Can one have too much of a good thing? It would seem so! As the last of the strawberries we took home on Tuesday grow soft and weepy in the fridge, I realize today I’m ready for a banana on my cereal. So finicky we westerners are, with our palates trained for and expecting variety.
But I think I must still go out and get more regardless that I am now sated. For in a few weeks, when the strawberry season is over and the price for them has quadrupled, I’ll regret I didn’t freeze a couple of margarine tubfulls to make jam for my Christmas baskets, and neglected to make my most favorite strawberry treat of all – fresh strawberry pie.

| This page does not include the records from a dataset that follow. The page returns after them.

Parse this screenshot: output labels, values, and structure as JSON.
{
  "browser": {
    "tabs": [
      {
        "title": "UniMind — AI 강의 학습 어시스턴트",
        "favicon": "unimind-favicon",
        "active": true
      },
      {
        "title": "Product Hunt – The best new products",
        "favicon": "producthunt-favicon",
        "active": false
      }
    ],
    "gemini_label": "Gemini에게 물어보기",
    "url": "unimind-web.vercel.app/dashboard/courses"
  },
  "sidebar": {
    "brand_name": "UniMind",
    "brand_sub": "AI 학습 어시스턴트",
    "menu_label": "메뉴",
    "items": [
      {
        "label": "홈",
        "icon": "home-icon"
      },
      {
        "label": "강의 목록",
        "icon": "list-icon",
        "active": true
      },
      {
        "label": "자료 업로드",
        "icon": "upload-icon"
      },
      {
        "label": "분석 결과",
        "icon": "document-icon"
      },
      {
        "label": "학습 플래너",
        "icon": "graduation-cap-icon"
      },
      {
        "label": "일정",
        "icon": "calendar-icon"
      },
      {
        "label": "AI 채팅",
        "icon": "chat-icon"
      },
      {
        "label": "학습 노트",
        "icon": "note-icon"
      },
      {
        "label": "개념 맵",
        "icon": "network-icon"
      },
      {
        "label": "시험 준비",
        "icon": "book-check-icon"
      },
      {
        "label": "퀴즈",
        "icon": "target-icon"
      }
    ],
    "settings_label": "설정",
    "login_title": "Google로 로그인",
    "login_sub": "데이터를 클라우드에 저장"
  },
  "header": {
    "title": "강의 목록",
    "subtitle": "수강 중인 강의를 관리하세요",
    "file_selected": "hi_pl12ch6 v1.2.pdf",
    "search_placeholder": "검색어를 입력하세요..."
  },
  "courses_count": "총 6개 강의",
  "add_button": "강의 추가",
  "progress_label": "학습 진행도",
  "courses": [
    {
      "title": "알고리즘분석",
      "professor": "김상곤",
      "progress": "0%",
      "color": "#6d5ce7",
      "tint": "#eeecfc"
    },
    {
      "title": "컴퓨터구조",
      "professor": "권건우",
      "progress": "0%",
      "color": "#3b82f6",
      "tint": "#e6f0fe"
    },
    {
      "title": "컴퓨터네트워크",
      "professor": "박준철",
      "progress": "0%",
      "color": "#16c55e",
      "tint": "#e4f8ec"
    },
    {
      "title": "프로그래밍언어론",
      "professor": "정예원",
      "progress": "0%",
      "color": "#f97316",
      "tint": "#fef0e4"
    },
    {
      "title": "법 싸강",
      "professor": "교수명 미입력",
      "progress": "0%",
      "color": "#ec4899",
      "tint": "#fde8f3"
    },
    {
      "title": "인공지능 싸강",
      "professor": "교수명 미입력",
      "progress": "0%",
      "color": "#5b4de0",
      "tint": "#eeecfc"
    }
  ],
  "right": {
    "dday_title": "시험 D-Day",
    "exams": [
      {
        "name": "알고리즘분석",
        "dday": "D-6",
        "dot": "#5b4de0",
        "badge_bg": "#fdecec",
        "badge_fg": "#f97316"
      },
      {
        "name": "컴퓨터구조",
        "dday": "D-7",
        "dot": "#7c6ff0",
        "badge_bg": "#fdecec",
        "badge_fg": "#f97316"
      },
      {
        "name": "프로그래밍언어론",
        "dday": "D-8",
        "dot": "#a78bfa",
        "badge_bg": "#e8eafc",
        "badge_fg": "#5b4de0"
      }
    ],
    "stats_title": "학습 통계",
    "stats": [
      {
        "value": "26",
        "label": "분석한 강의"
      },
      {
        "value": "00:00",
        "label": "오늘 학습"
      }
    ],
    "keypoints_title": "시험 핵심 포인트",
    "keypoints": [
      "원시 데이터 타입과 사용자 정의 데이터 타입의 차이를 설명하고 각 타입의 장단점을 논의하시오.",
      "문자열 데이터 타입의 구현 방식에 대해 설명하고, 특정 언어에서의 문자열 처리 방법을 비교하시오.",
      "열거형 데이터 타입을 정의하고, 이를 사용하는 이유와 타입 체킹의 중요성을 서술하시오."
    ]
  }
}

My tattered Pillsbury Cookbook has a great recipe for that – in which you make your own glaze. Here it is:
FRESH STRAWBERRY PIE
9-inch baked pie shell
3 pints (6 cups) strawberries, hulled, washed and drained
1 cup sugar
3 tablespoons cornstarch
½ cup water
a few drops red food coloring (optional)
Bake pie shell. In small bowl, crush enough strawberries to make 1 cup. In medium saucepan, combine sugar and cornstarch. Add the crushed strawberries and water. Cook until mixture boils and thickens, stirring constantly. (Stir in food coloring.) Cool. Spoon remaining whole or sliced strawberries into cooled pie shell; pour cooked strawberry mixture over top. Refrigerate 3 hours or until set. To serve top with whipped cream.
And finally, my last strawberry thought – a poem:
In Krause’s fields the berries lie
‘neath Fraser Valley’s June-blue sky.
They fantasize a fate of fame
on platter for M’sieur, Madame:
"Discriminating – come and buy!
"Or if you ring us round, a pie
with glistening glaze to glorify
we’re fine with that, or set in flan,"
from Krause’s fields.
July sun swelters... "Hear us cry!
It seems we’ve set our sights too high.
We’ll modify and reprogram
and gladly now consent to jam,
leather or juice. Pick, or we die
in Krause’s fields."
– V. Nesdoly © 2003.
*Written in a spirit of lightheartedness, with apologies to John McCrae – and intending in no way to disrespect or trivialize his timeless poem.